En conséquence, compte tenu que le

couple que forme la recourante avec son époux n’est pas au bénéfice de

ressources financières suffisantes, les conditions permettant à l'autorité

intimée de délivrer au fils de la recourante une autorisation de séjour par

regroupement familial ne sont manifestement pas remplies. A défaut de

stabilité financière du couple à moyen terme, la décision entreprise est donc justifiée.

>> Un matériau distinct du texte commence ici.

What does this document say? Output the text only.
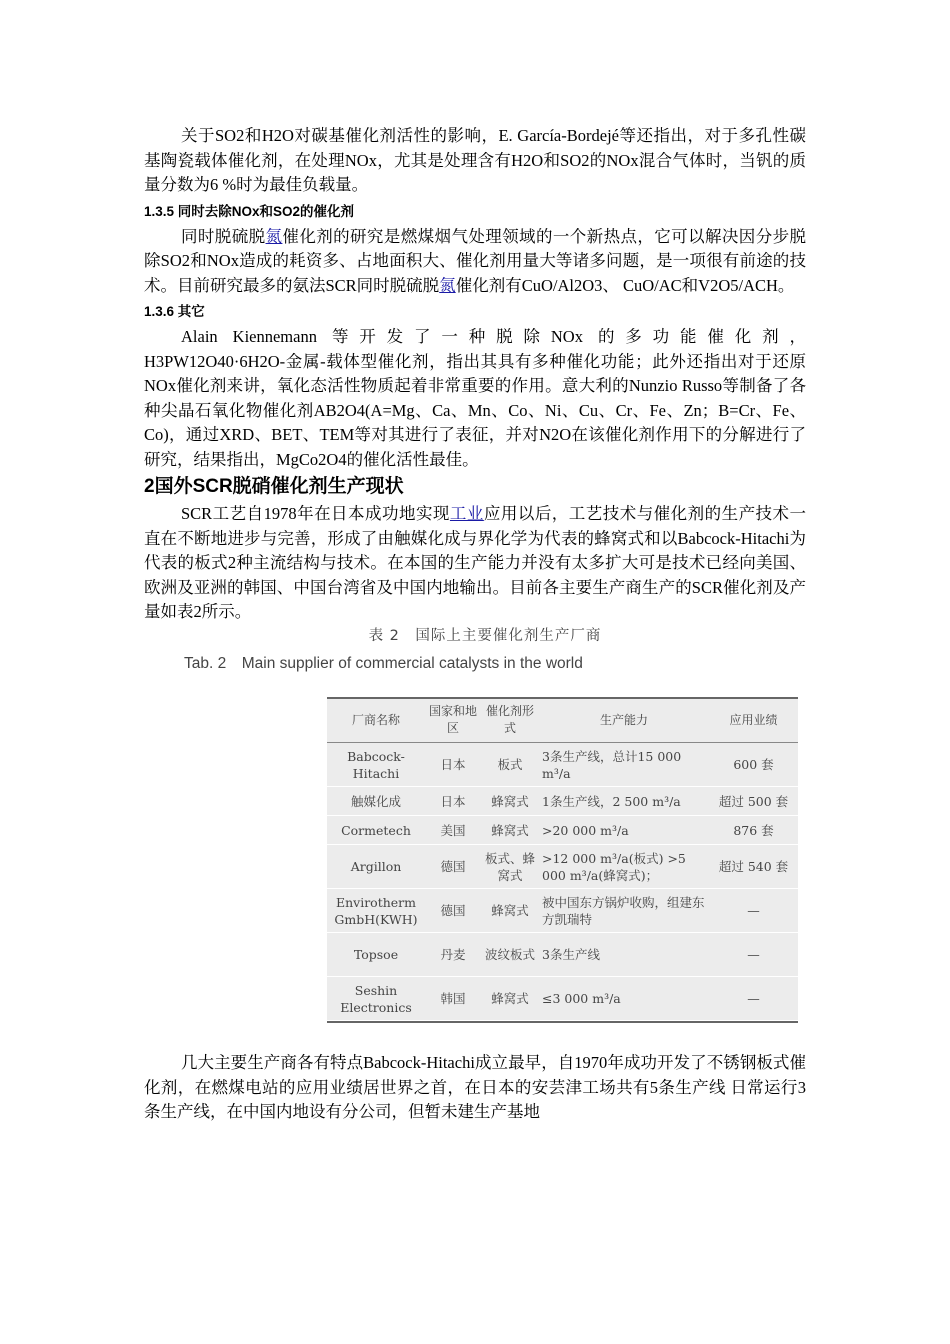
关于SO2和H2O对碳基催化剂活性的影响，E. García-Bordejé等还指出，对于多孔性碳基陶瓷载体催化剂，在处理NOx，尤其是处理含有H2O和SO2的NOx混合气体时，当钒的质量分数为6 %时为最佳负载量。

1.3.5 同时去除NOx和SO2的催化剂

同时脱硫脱氮催化剂的研究是燃煤烟气处理领域的一个新热点，它可以解决因分步脱除SO2和NOx造成的耗资多、占地面积大、催化剂用量大等诸多问题，是一项很有前途的技术。目前研究最多的氨法SCR同时脱硫脱氮催化剂有CuO/Al2O3、 CuO/AC和V2O5/ACH。

1.3.6 其它

Alain Kiennemann 等开发了一种脱除NOx 的多功能催化剂，

H3PW12O40·6H2O-金属-载体型催化剂，指出其具有多种催化功能；此外还指出对于还原NOx催化剂来讲，氧化态活性物质起着非常重要的作用。意大利的Nunzio Russo等制备了各种尖晶石氧化物催化剂AB2O4(A=Mg、Ca、Mn、Co、Ni、Cu、Cr、Fe、Zn；B=Cr、Fe、Co)，通过XRD、BET、TEM等对其进行了表征，并对N2O在该催化剂作用下的分解进行了研究，结果指出，MgCo2O4的催化活性最佳。

2国外SCR脱硝催化剂生产现状

SCR工艺自1978年在日本成功地实现工业应用以后，工艺技术与催化剂的生产技术一直在不断地进步与完善，形成了由触媒化成与界化学为代表的蜂窝式和以Babcock-Hitachi为代表的板式2种主流结构与技术。在本国的生产能力并没有太多扩大可是技术已经向美国、欧洲及亚洲的韩国、中国台湾省及中国内地输出。目前各主要生产商生产的SCR催化剂及产量如表2所示。

表 2　国际上主要催化剂生产厂商

Tab. 2　Main supplier of commercial catalysts in the world

厂商名称	国家和地区	催化剂形式	生产能力	应用业绩
Babcock-Hitachi	日本	板式	3条生产线，总计15 000 m³/a	600 套
触媒化成	日本	蜂窝式	1条生产线，2 500 m³/a	超过 500 套
Cormetech	美国	蜂窝式	>20 000 m³/a	876 套
Argillon	德国	板式、蜂窝式	>12 000 m³/a(板式) >5 000 m³/a(蜂窝式)；	超过 540 套
Envirotherm GmbH(KWH)	德国	蜂窝式	被中国东方锅炉收购，组建东方凯瑞特	—
Topsoe	丹麦	波纹板式	3条生产线	—
Seshin Electronics	韩国	蜂窝式	≤3 000 m³/a	—

几大主要生产商各有特点Babcock-Hitachi成立最早，自1970年成功开发了不锈钢板式催化剂，在燃煤电站的应用业绩居世界之首，在日本的安芸津工场共有5条生产线 日常运行3条生产线，在中国内地设有分公司，但暂未建生产基地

La situation pourra cependant être revue si les intéressés démontrent qu’ils ne

dépendent plus du tout des services sociaux et que leur autonomie financière

est durable.

3.

Les considérants qui précèdent conduisent au

rejet du recours aux frais de la recourante.

Dispositif

Par ces motifs

la Cour de droit administratif et public

du Tribunal cantonal

arrête:

I.

Le recours est rejeté.

II.

La décision rendue le 10 mai 2010 par le Service

de la population est confirmée.

III.

Les frais judiciaires, arrêtés à 500 (cinq

cents) francs, sont mis à la charge de X.________.

Lausanne, le 27 décembre 2010

Le

président:

Le présent arrêt est communiqué aux

destinataires de l'avis d'envoi ci-joint.

Il peut faire l'objet, dans les trente

jours suivant sa notification, d'un recours au Tribunal fédéral. Le recours en

matière de droit public s'exerce aux conditions des articles 82 ss de la loi du

17 juin 2005 sur le Tribunal fédéral (LTF - RS 173.110), le recours

constitutionnel subsidiaire à celles des articles 113 ss LTF. Le mémoire de recours doit être rédigé dans une langue officielle,

indiquer les conclusions, les motifs et les moyens de preuve, et être signé.

Les motifs doivent exposer succinctement en quoi l’acte attaqué viole le droit.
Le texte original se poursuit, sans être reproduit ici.